La Poste au seuil d'une réforme drastique

Par , le 19 août 2004 à 16h07 , mis à jour le 19 août 2004 à 16h37

Selon la CGT, une restructuration ayant coûté 20% des emplois en Loire-Atlantique doit être étendue à tout le réseau. Le ministre de l'Industrie reconnaît que des bureaux peu rentables seront fermés mais assure que le service public n'en pâtira pas.

A.Tudéla/La Poste © INTERNE

La Poste va fermer plusieurs de ses bureaux d'ici 2007. Combien ? Aucun chiffre officiel n'a été avancé jusqu'à présent. Jeudi, le quotidien Le Parisien, qui s'est procuré une copie du "plan d'évolution du réseau" concocté par la direction de La Poste, parlait de 6000 suppressions de bureaux peu rentables, soit un peu plus de la moitié des 11 422 vrais bureaux, ceux où toutes les opérations sont possibles. Mais le ministre de l'Industrie, Patrick Devedjian, a démenti sur Europe 1 la proportion d'un bureau sur deux.

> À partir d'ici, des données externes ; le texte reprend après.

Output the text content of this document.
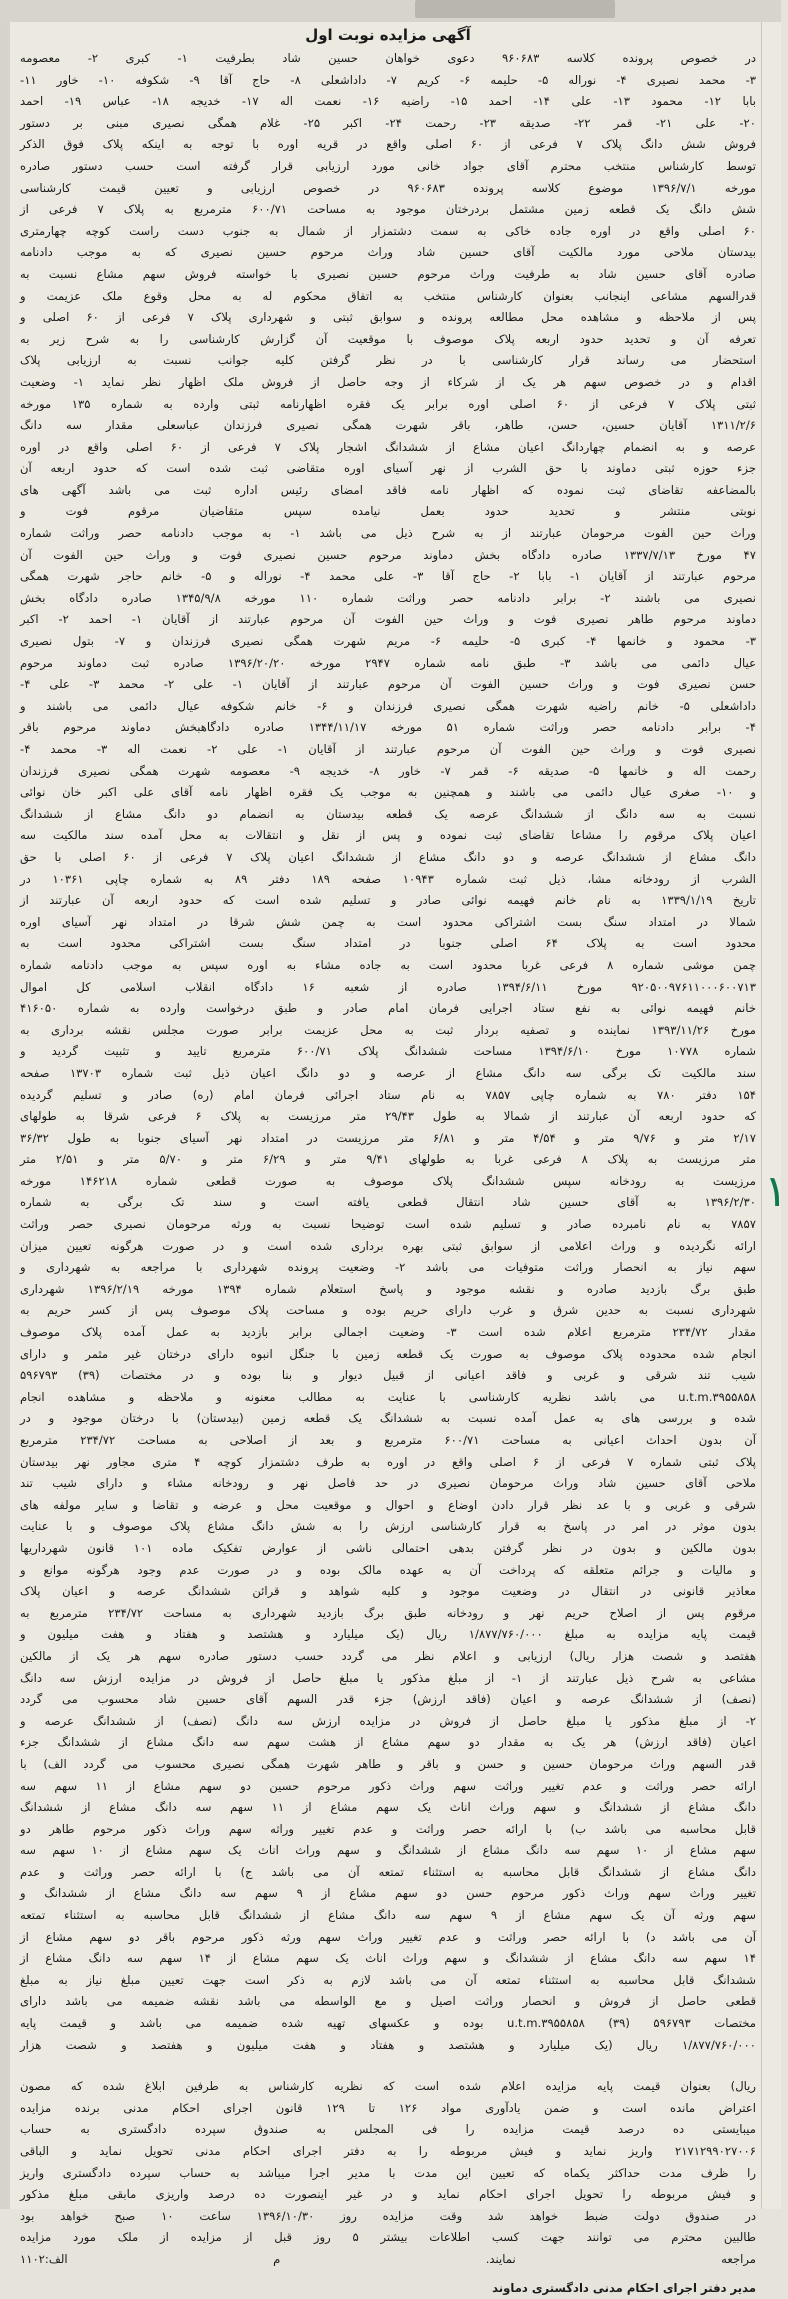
۱
آگهی مزایده نوبت اول
در خصوص پرونده کلاسه ۹۶۰۶۸۳ دعوی خواهان حسین شاد بطرفیت ۱- کبری ۲- معصومه
۳- محمد نصیری ۴- نوراله ۵- حلیمه ۶- کریم ۷- داداشعلی ۸- حاج آقا ۹- شکوفه ۱۰- خاور ۱۱-
بابا ۱۲- محمود ۱۳- علی ۱۴- احمد ۱۵- راضیه ۱۶- نعمت اله ۱۷- خدیجه ۱۸- عباس ۱۹- احمد
۲۰- علی ۲۱- قمر ۲۲- صدیقه ۲۳- رحمت ۲۴- اکبر ۲۵- غلام همگی نصیری مبنی بر دستور
فروش شش دانگ پلاک ۷ فرعی از ۶۰ اصلی واقع در قریه اوره با توجه به اینکه پلاک فوق الذکر
توسط کارشناس منتخب محترم آقای جواد خانی مورد ارزیابی قرار گرفته است حسب دستور صادره
مورخه ۱۳۹۶/۷/۱ موضوع کلاسه پرونده ۹۶۰۶۸۳ در خصوص ارزیابی و تعیین قیمت کارشناسی
شش دانگ یک قطعه زمین مشتمل بردرختان موجود به مساحت ۶۰۰/۷۱ مترمربع به پلاک ۷ فرعی از
۶۰ اصلی واقع در اوره جاده خاکی به سمت دشتمزار از شمال به جنوب دست راست کوچه چهارمتری
بیدستان ملاحی مورد مالکیت آقای حسین شاد وراث مرحوم حسین نصیری که به موجب دادنامه
صادره آقای حسین شاد به طرفیت وراث مرحوم حسین نصیری با خواسته فروش سهم مشاع نسبت به
قدرالسهم مشاعی اینجانب بعنوان کارشناس منتخب به اتفاق محکوم له به محل وقوع ملک عزیمت و
پس از ملاحظه و مشاهده محل مطالعه پرونده و سوابق ثبتی و شهرداری پلاک ۷ فرعی از ۶۰ اصلی و
تعرفه آن و تحدید حدود اربعه پلاک موصوف با موقعیت آن گزارش کارشناسی را به شرح زیر به
استحضار می رساند قرار کارشناسی با در نظر گرفتن کلیه جوانب نسبت به ارزیابی پلاک
اقدام و در خصوص سهم هر یک از شرکاء از وجه حاصل از فروش ملک اظهار نظر نماید ۱- وضعیت
ثبتی پلاک ۷ فرعی از ۶۰ اصلی اوره برابر یک فقره اظهارنامه ثبتی وارده به شماره ۱۳۵ مورخه
۱۳۱۱/۲/۶ آقایان حسین، حسن، طاهر، باقر شهرت همگی نصیری فرزندان عباسعلی مقدار سه دانگ
عرصه و به انضمام چهاردانگ اعیان مشاع از ششدانگ اشجار پلاک ۷ فرعی از ۶۰ اصلی واقع در اوره
جزء حوزه ثبتی دماوند با حق الشرب از نهر آسیای اوره متقاضی ثبت شده است که حدود اربعه آن
بالمضاعفه تقاضای ثبت نموده که اظهار نامه فاقد امضای رئیس اداره ثبت می باشد آگهی های
نوبتی منتشر و تحدید حدود بعمل نیامده سپس متقاضیان مرقوم فوت و
وراث حین الفوت مرحومان عبارتند از به شرح ذیل می باشد ۱- به موجب دادنامه حصر وراثت شماره
۴۷ مورخ ۱۳۳۷/۷/۱۳ صادره دادگاه بخش دماوند مرحوم حسین نصیری فوت و وراث حین الفوت آن
مرحوم عبارتند از آقایان ۱- بابا ۲- حاج آقا ۳- علی محمد ۴- نوراله و ۵- خانم حاجر شهرت همگی
نصیری می باشند ۲- برابر دادنامه حصر وراثت شماره ۱۱۰ مورخه ۱۳۴۵/۹/۸ صادره دادگاه بخش
دماوند مرحوم طاهر نصیری فوت و وراث حین الفوت آن مرحوم عبارتند از آقایان ۱- احمد ۲- اکبر
۳- محمود و خانمها ۴- کبری ۵- حلیمه ۶- مریم شهرت همگی نصیری فرزندان و ۷- بتول نصیری
عیال دائمی می باشد ۳- طبق نامه شماره ۲۹۴۷ مورخه ۱۳۹۶/۲۰/۲۰ صادره ثبت دماوند مرحوم
حسن نصیری فوت و وراث حسین الفوت آن مرحوم عبارتند از آقایان ۱- علی ۲- محمد ۳- علی ۴-
داداشعلی ۵- خانم راضیه شهرت همگی نصیری فرزندان و ۶- خانم شکوفه عیال دائمی می باشند و
۴- برابر دادنامه حصر وراثت شماره ۵۱ مورخه ۱۳۴۴/۱۱/۱۷ صادره دادگاهبخش دماوند مرحوم باقر
نصیری فوت و وراث حین الفوت آن مرحوم عبارتند از آقایان ۱- علی ۲- نعمت اله ۳- محمد ۴-
رحمت اله و خانمها ۵- صدیقه ۶- قمر ۷- خاور ۸- خدیجه ۹- معصومه شهرت همگی نصیری فرزندان
و ۱۰- صغری عیال دائمی می باشند و همچنین به موجب یک فقره اظهار نامه آقای علی اکبر خان نوائی
نسبت به سه دانگ از ششدانگ عرصه یک قطعه بیدستان به انضمام دو دانگ مشاع از ششدانگ
اعیان پلاک مرقوم را مشاعا تقاضای ثبت نموده و پس از نقل و انتقالات به محل آمده سند مالکیت سه
دانگ مشاع از ششدانگ عرصه و دو دانگ مشاع از ششدانگ اعیان پلاک ۷ فرعی از ۶۰ اصلی با حق
الشرب از رودخانه مشا، ذیل ثبت شماره ۱۰۹۴۳ صفحه ۱۸۹ دفتر ۸۹ به شماره چاپی ۱۰۳۶۱ در
تاریخ ۱۳۳۹/۱/۱۹ به نام خانم فهیمه نوائی صادر و تسلیم شده است که حدود اربعه آن عبارتند از
شمالا در امتداد سنگ بست اشتراکی محدود است به چمن شش شرقا در امتداد نهر آسیای اوره
محدود است به پلاک ۶۴ اصلی جنوبا در امتداد سنگ بست اشتراکی محدود است به
چمن موشی شماره ۸ فرعی غربا محدود است به جاده مشاء به اوره سپس به موجب دادنامه شماره
۹۲۰۵۰۰۹۷۶۱۱۰۰۰۶۰۰۷۱۳ مورخ ۱۳۹۴/۶/۱۱ صادره از شعبه ۱۶ دادگاه انقلاب اسلامی کل اموال
خانم فهیمه نوائی به نفع ستاد اجرایی فرمان امام صادر و طبق درخواست وارده به شماره ۴۱۶۰۵۰
مورخ ۱۳۹۳/۱۱/۲۶ نماینده و تصفیه بردار ثبت به محل عزیمت برابر صورت مجلس نقشه برداری به
شماره ۱۰۷۷۸ مورخ ۱۳۹۴/۶/۱۰ مساحت ششدانگ پلاک ۶۰۰/۷۱ مترمربع تایید و تثبیت گردید و
سند مالکیت تک برگی سه دانگ مشاع از عرصه و دو دانگ اعیان ذیل ثبت شماره ۱۳۷۰۳ صفحه
۱۵۴ دفتر ۷۸۰ به شماره چاپی ۷۸۵۷ به نام ستاد اجرائی فرمان امام (ره) صادر و تسلیم گردیده
که حدود اربعه آن عبارتند از شمالا به طول ۲۹/۴۳ متر مرزیست به پلاک ۶ فرعی شرقا به طولهای
۲/۱۷ متر و ۹/۷۶ متر و ۴/۵۴ متر و ۶/۸۱ متر مرزیست در امتداد نهر آسیای جنوبا به طول ۳۶/۳۲
متر مرزیست به پلاک ۸ فرعی غربا به طولهای ۹/۴۱ متر و ۶/۲۹ متر و ۵/۷۰ متر و ۲/۵۱ متر
مرزیست به رودخانه سپس ششدانگ پلاک موصوف به صورت قطعی شماره ۱۴۶۲۱۸ مورخه
۱۳۹۶/۲/۳۰ به آقای حسین شاد انتقال قطعی یافته است و سند تک برگی به شماره
۷۸۵۷ به نام نامبرده صادر و تسلیم شده است توضیحا نسبت به ورثه مرحومان نصیری حصر وراثت
ارائه نگردیده و وراث اعلامی از سوابق ثبتی بهره برداری شده است و در صورت هرگونه تعیین میزان
سهم نیاز به انحصار وراثت متوفیات می باشد ۲- وضعیت پرونده شهرداری با مراجعه به شهرداری و
طبق برگ بازدید صادره و نقشه موجود و پاسخ استعلام شماره ۱۳۹۴ مورخه ۱۳۹۶/۲/۱۹ شهرداری
شهرداری نسبت به حدین شرق و غرب دارای حریم بوده و مساحت پلاک موصوف پس از کسر حریم به
مقدار ۲۳۴/۷۲ مترمربع اعلام شده است ۳- وضعیت اجمالی برابر بازدید به عمل آمده پلاک موصوف
انجام شده محدوده پلاک موصوف به صورت یک قطعه زمین با جنگل انبوه دارای درختان غیر مثمر و دارای
شیب تند شرقی و غربی و فاقد اعیانی از قبیل دیوار و بنا بوده و در مختصات (۳۹) ۵۹۶۷۹۳
u.t.m.۳۹۵۵۸۵۸ می باشد نظریه کارشناسی با عنایت به مطالب معنونه و ملاحظه و مشاهده انجام
شده و بررسی های به عمل آمده نسبت به ششدانگ یک قطعه زمین (بیدستان) با درختان موجود و در
آن بدون احداث اعیانی به مساحت ۶۰۰/۷۱ مترمربع و بعد از اصلاحی به مساحت ۲۳۴/۷۲ مترمربع
پلاک ثبتی شماره ۷ فرعی از ۶ اصلی واقع در اوره به طرف دشتمزار کوچه ۴ متری مجاور نهر بیدستان
ملاحی آقای حسین شاد وراث مرحومان نصیری در حد فاصل نهر و رودخانه مشاء و دارای شیب تند
شرقی و غربی و با عد نظر قرار دادن اوضاع و احوال و موقعیت محل و عرضه و تقاضا و سایر مولفه های
بدون موثر در امر در پاسخ به قرار کارشناسی ارزش را به شش دانگ مشاع پلاک موصوف و با عنایت
بدون مالکین و بدون در نظر گرفتن بدهی احتمالی ناشی از عوارض تفکیک ماده ۱۰۱ قانون شهرداریها
و مالیات و جرائم متعلقه که پرداخت آن به عهده مالک بوده و در صورت عدم وجود هرگونه موانع و
معاذیر قانونی در انتقال در وضعیت موجود و کلیه شواهد و قرائن ششدانگ عرصه و اعیان پلاک
مرقوم پس از اصلاح حریم نهر و رودخانه طبق برگ بازدید شهرداری به مساحت ۲۳۴/۷۲ مترمربع به
قیمت پایه مزایده به مبلغ ۱/۸۷۷/۷۶۰/۰۰۰ ریال (یک میلیارد و هشتصد و هفتاد و هفت میلیون و
هفتصد و شصت هزار ریال) ارزیابی و اعلام نظر می گردد حسب دستور صادره سهم هر یک از مالکین
مشاعی به شرح ذیل عبارتند از ۱- از مبلغ مذکور یا مبلغ حاصل از فروش در مزایده ارزش سه دانگ
(نصف) از ششدانگ عرصه و اعیان (فاقد ارزش) جزء قدر السهم آقای حسین شاد محسوب می گردد
۲- از مبلغ مذکور یا مبلغ حاصل از فروش در مزایده ارزش سه دانگ (نصف) از ششدانگ عرصه و
اعیان (فاقد ارزش) هر یک به مقدار دو سهم مشاع از هشت سهم سه دانگ مشاع از ششدانگ جزء
قدر السهم وراث مرحومان حسین و حسن و باقر و طاهر شهرت همگی نصیری محسوب می گردد الف) با
ارائه حصر وراثت و عدم تغییر وراثت سهم وراث ذکور مرحوم حسین دو سهم مشاع از ۱۱ سهم سه
دانگ مشاع از ششدانگ و سهم وراث اناث یک سهم مشاع از ۱۱ سهم سه دانگ مشاع از ششدانگ
قابل محاسبه می باشد ب) با ارائه حصر وراثت و عدم تغییر وراثه سهم وراث ذکور مرحوم طاهر دو
سهم مشاع از ۱۰ سهم سه دانگ مشاع از ششدانگ و سهم وراث اناث یک سهم مشاع از ۱۰ سهم سه
دانگ مشاع از ششدانگ قابل محاسبه به استثناء تمتعه آن می باشد ج) با ارائه حصر وراثت و عدم
تغییر وراث سهم وراث ذکور مرحوم حسن دو سهم مشاع از ۹ سهم سه دانگ مشاع از ششدانگ و
سهم ورثه آن یک سهم مشاع از ۹ سهم سه دانگ مشاع از ششدانگ قابل محاسبه به استثناء تمتعه
آن می باشد د) با ارائه حصر وراثت و عدم تغییر وراث سهم ورثه ذکور مرحوم باقر دو سهم مشاع از
۱۴ سهم سه دانگ مشاع از ششدانگ و سهم وراث اناث یک سهم مشاع از ۱۴ سهم سه دانگ مشاع از
ششدانگ قابل محاسبه به استثناء تمتعه آن می باشد لازم به ذکر است جهت تعیین مبلغ نیاز به مبلغ
قطعی حاصل از فروش و انحصار وراثت اصیل و مع الواسطه می باشد نقشه ضمیمه می باشد دارای
مختصات u.t.m.۳۹۵۵۸۵۸ (۳۹) ۵۹۶۷۹۳ بوده و عکسهای تهیه شده ضمیمه می باشد و قیمت پایه
۱/۸۷۷/۷۶۰/۰۰۰ ریال (یک میلیارد و هشتصد و هفتاد و هفت میلیون و هفتصد و شصت هزار
ریال) بعنوان قیمت پایه مزایده اعلام شده است که نظریه کارشناس به طرفین ابلاغ شده که مصون
اعتراض مانده است و ضمن یادآوری مواد ۱۲۶ تا ۱۲۹ قانون اجرای احکام مدنی برنده مزایده
میبایستی ده درصد قیمت مزایده را فی المجلس به صندوق سپرده دادگستری به حساب
۲۱۷۱۲۹۹۰۲۷۰۰۶ واریز نماید و فیش مربوطه را به دفتر اجرای احکام مدنی تحویل نماید و الباقی
را ظرف مدت حداکثر یکماه که تعیین این مدت با مدیر اجرا میباشد به حساب سپرده دادگستری واریز
و فیش مربوطه را تحویل اجرای احکام نماید و در غیر اینصورت ده درصد واریزی مابقی مبلغ مذکور
در صندوق دولت ضبط خواهد شد وقت مزایده روز ۱۳۹۶/۱۰/۳۰ ساعت ۱۰ صبح خواهد بود
طالبین محترم می توانند جهت کسب اطلاعات بیشتر ۵ روز قبل از مزایده از ملک مورد مزایده
مراجعه نمایند. م الف:۱۱۰۲
مدیر دفتر اجرای احکام مدنی دادگستری دماوند
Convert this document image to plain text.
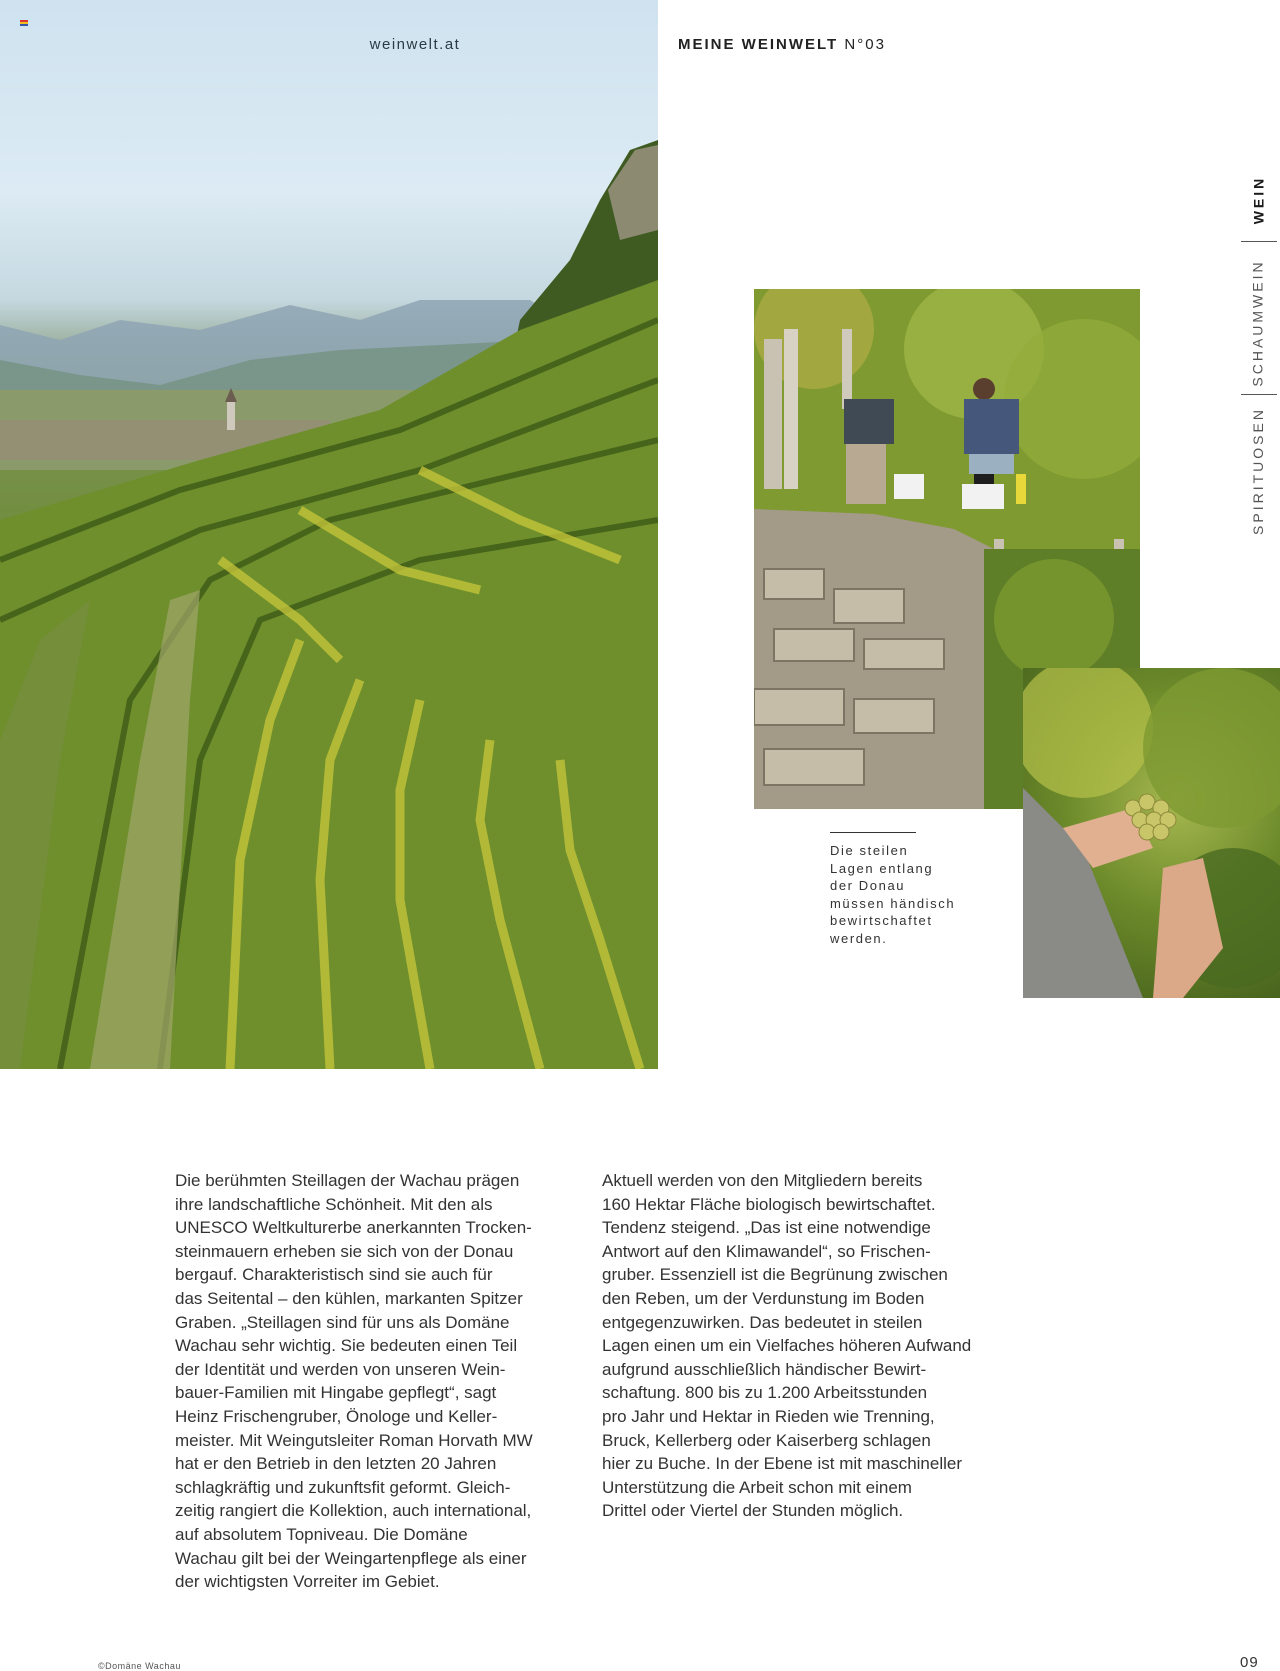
weinwelt.at	MEINE WEINWELT N°03
WEIN
SCHAUMWEIN
SPIRITUOSEN
Die steilen
Lagen entlang
der Donau
müssen händisch
bewirtschaftet
werden.
Die berühmten Steillagen der Wachau prägen
ihre landschaftliche Schönheit. Mit den als
UNESCO Weltkulturerbe anerkannten Trocken-
steinmauern erheben sie sich von der Donau
bergauf. Charakteristisch sind sie auch für
das Seitental – den kühlen, markanten Spitzer
Graben. „Steillagen sind für uns als Domäne
Wachau sehr wichtig. Sie bedeuten einen Teil
der Identität und werden von unseren Wein-
bauer-Familien mit Hingabe gepflegt“, sagt
Heinz Frischengruber, Önologe und Keller-
meister. Mit Weingutsleiter Roman Horvath MW
hat er den Betrieb in den letzten 20 Jahren
schlagkräftig und zukunftsfit geformt. Gleich-
zeitig rangiert die Kollektion, auch international,
auf absolutem Topniveau. Die Domäne
Wachau gilt bei der Weingartenpflege als einer
der wichtigsten Vorreiter im Gebiet.
Aktuell werden von den Mitgliedern bereits
160 Hektar Fläche biologisch bewirtschaftet.
Tendenz steigend. „Das ist eine notwendige
Antwort auf den Klimawandel“, so Frischen-
gruber. Essenziell ist die Begrünung zwischen
den Reben, um der Verdunstung im Boden
entgegenzuwirken. Das bedeutet in steilen
Lagen einen um ein Vielfaches höheren Aufwand
aufgrund ausschließlich händischer Bewirt-
schaftung. 800 bis zu 1.200 Arbeitsstunden
pro Jahr und Hektar in Rieden wie Trenning,
Bruck, Kellerberg oder Kaiserberg schlagen
hier zu Buche. In der Ebene ist mit maschineller
Unterstützung die Arbeit schon mit einem
Drittel oder Viertel der Stunden möglich.
©Domäne Wachau	09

"Vous aviez des bureaux de poste qui ouvraient une ou deux heures par jour : ces bureaux là, on les ferme, c'est vrai, a reconnu le ministre, mais on les transforme en points de contact, c'est-à-dire en une collaboration avec la mairie, ou un café tabac, un commerçant." Près de 300 commerces offrent déjà ces services restreints : pas question d'y négocier des placements, par exemple.

Le projet, tel qu'il est rédigé pour l'instant, entend ainsi passer des partenariats pour remplacer les bureaux dont l'activité quotidienne au contact avec le public se situe entre 15 minutes et 4 heures. En deçà de 15 minutes le bureau serait fermé. Le ministre n'y voit pas un recul du service public, au contraire : "Vous avez une plage d'ouverture qui est bien plus considérable, donc le service est beaucoup mieux rendu", assure-t-il, tout en insistant sur la nécessité de prendre en compte l'évolution de la démographie.

L'exemple de Loire-Atlantique

Mais, en termes de population, la CGT et SUD s'inquiètent surtout de celle de l'entreprise elle-même. Les syndicats redoutent "60 000 suppressions d'emplois". Selon SUD-PTT, cité par le Parisien, il ne restera plus que 76 vrais bureaux sur 170 en Seine-Maritime, 95 contre 175 dans l'Hérault et 80 contre 200 en Loire-Atlantique. Ce département a, depuis un an, amorcé la réforme qui devrait être étendue à tous le pays à partir du 1er janvier prochain, selon la CGT et SUD.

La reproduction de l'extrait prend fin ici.